Honduras former President Juan Orlando Hernandez is being transported to the U.S., in Tegucigalpa
Honduras former President Juan Orlando Hernandez being transported to the U.S. from Tegucigalpa. Photo by: Reuters/Fredy Rodriguez

Former Honduran President Juan Orlando Hernández was sentenced on Wednesday to 45 years in prison by a New York federal court after being found guilty of drug and gun trafficking charges. He is also required to pay a $8 million fine.

Hernández had already been found guilty by a jury in March. His lawyers had requested the minimum sentence for these kinds of crimes, 40 years, while prosecutors in the case requested the maximum one, life in prison.

Judge Kevin Castel described Hernández as a "two-faced, power hungry politician" who protected a group of drug traffickers for financial and political benefit. Hernández has always rejected the claims and, in a letter sent to the judge this past Friday, he reiterated that the trial "is full of errors and injustices."

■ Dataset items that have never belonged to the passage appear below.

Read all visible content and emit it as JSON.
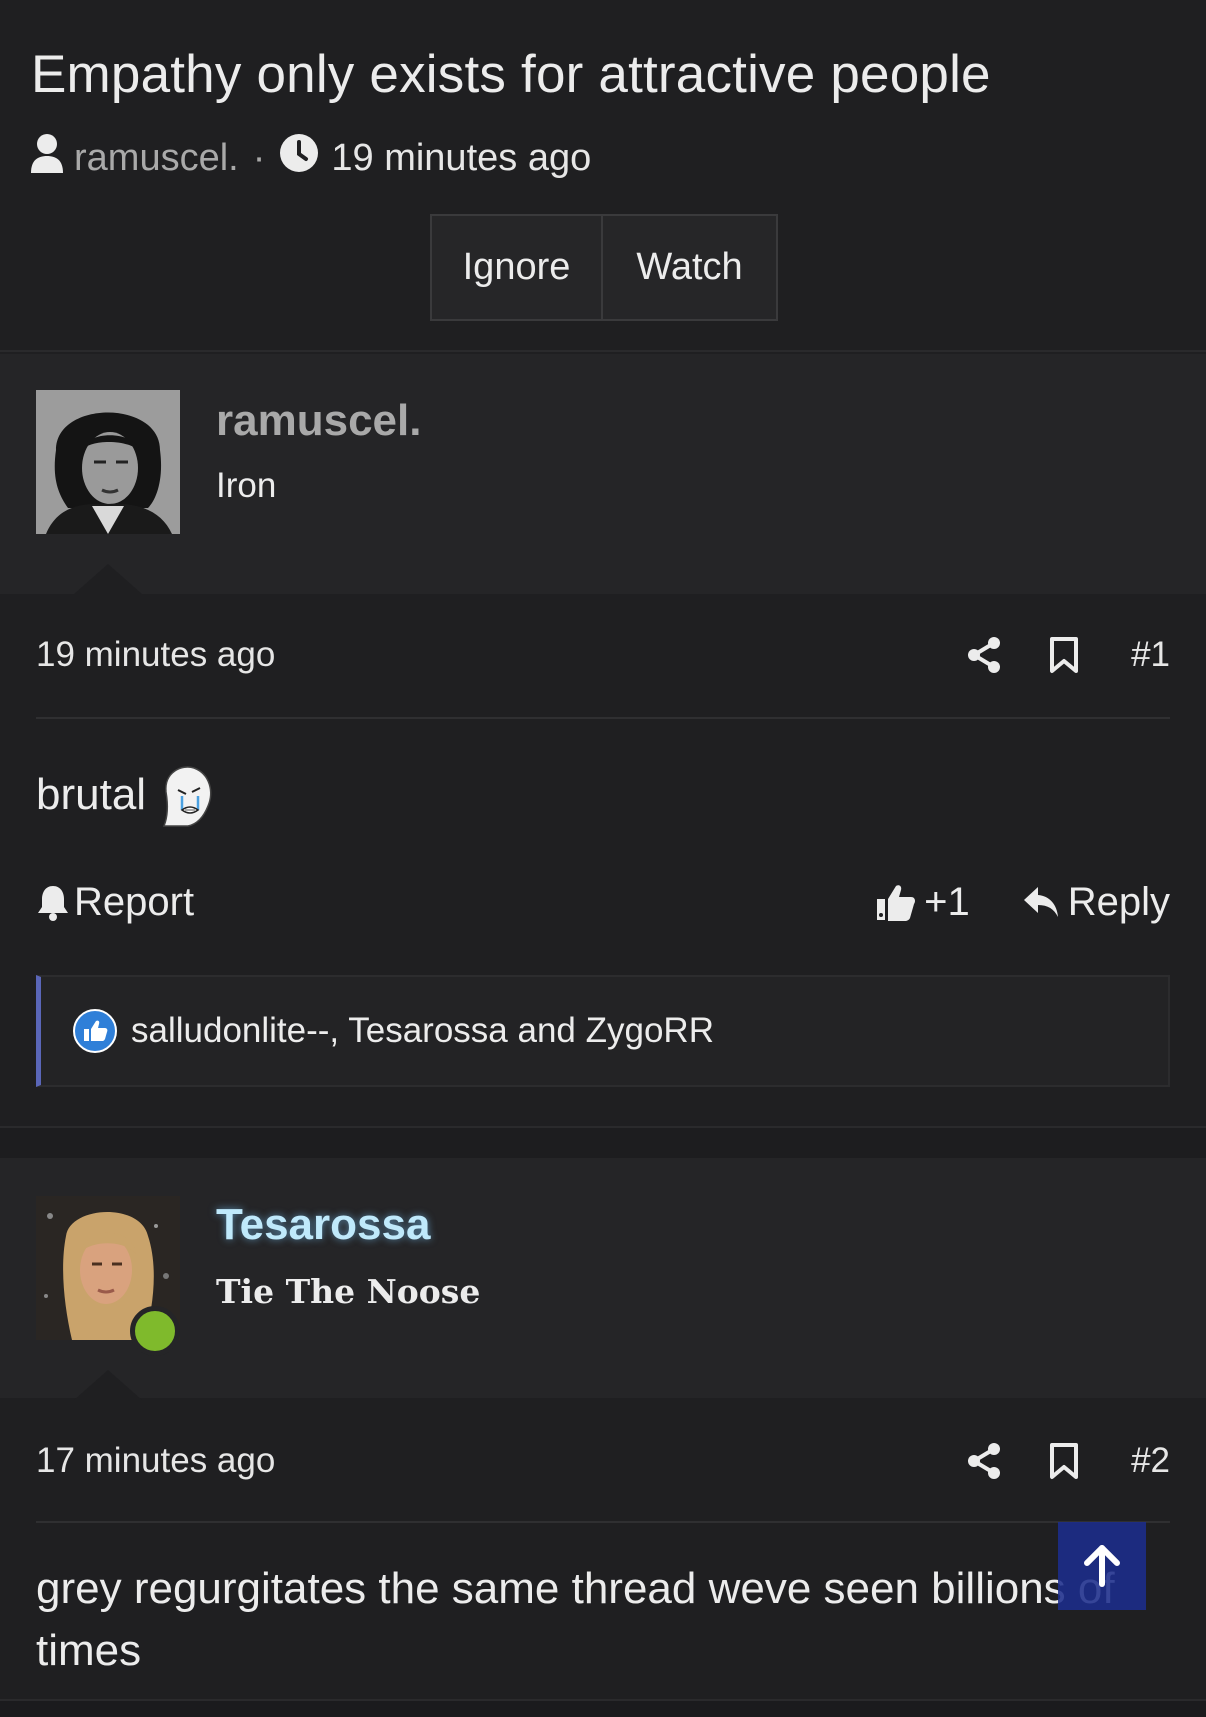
{
  "thread": {
    "title": "Empathy only exists for attractive people",
    "author": "ramuscel.",
    "separator": "·",
    "time": "19 minutes ago",
    "ignore_label": "Ignore",
    "watch_label": "Watch"
  },
  "posts": [
    {
      "username": "ramuscel.",
      "user_title": "Iron",
      "username_color": "#a9a9a9",
      "time": "19 minutes ago",
      "number": "#1",
      "message": "brutal",
      "report_label": "Report",
      "like_count": "+1",
      "reply_label": "Reply",
      "reactions_text": "salludonlite--, Tesarossa and ZygoRR"
    },
    {
      "username": "Tesarossa",
      "user_title": "Tie The Noose",
      "username_color": "#bfe9fb",
      "online_color": "#7fba2c",
      "time": "17 minutes ago",
      "number": "#2",
      "message": "grey regurgitates the same thread weve seen billions of times"
    }
  ],
  "colors": {
    "background": "#1f1f21",
    "panel": "#252527",
    "reaction_accent": "#5a66b8",
    "like_badge": "#2f7fd8",
    "scroll_top_button": "#1c2e8c"
  }
}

"The prosecutors and agents did not do the proper due diligence with the investigation to know the whole truth," read a passage of the letter sent to judge Castel, who also sentenced Hernández's brother to life, Juan Antonio, back in 2021, also on drug trafficking charges.

Prosecutors, however, were successful in proving that Hernández conspired with drug cartels during his tenure as president. They said he was instrumental in moving more than 400 tons of cocaine through Honduras toward the United States in exchange of millions of dollars in bribes that Hernández used to fund his political career.

He was president of Honduras from 2014 to 2022 and was extradited to the United States after he finished his second term on charges of conspiracy to import cocaine into the U.S., conspiracy to possess firearms and destructive devices for drug trafficking, and possession of this type of weapon during the drug trafficking conspiracy.

Some of the most important witnesses assured the court that the former president used bribe money to solidify his political status and even accepted one million dollars from the Sinaloa Cartel, led by Joaquín "El Chapo" Guzmán.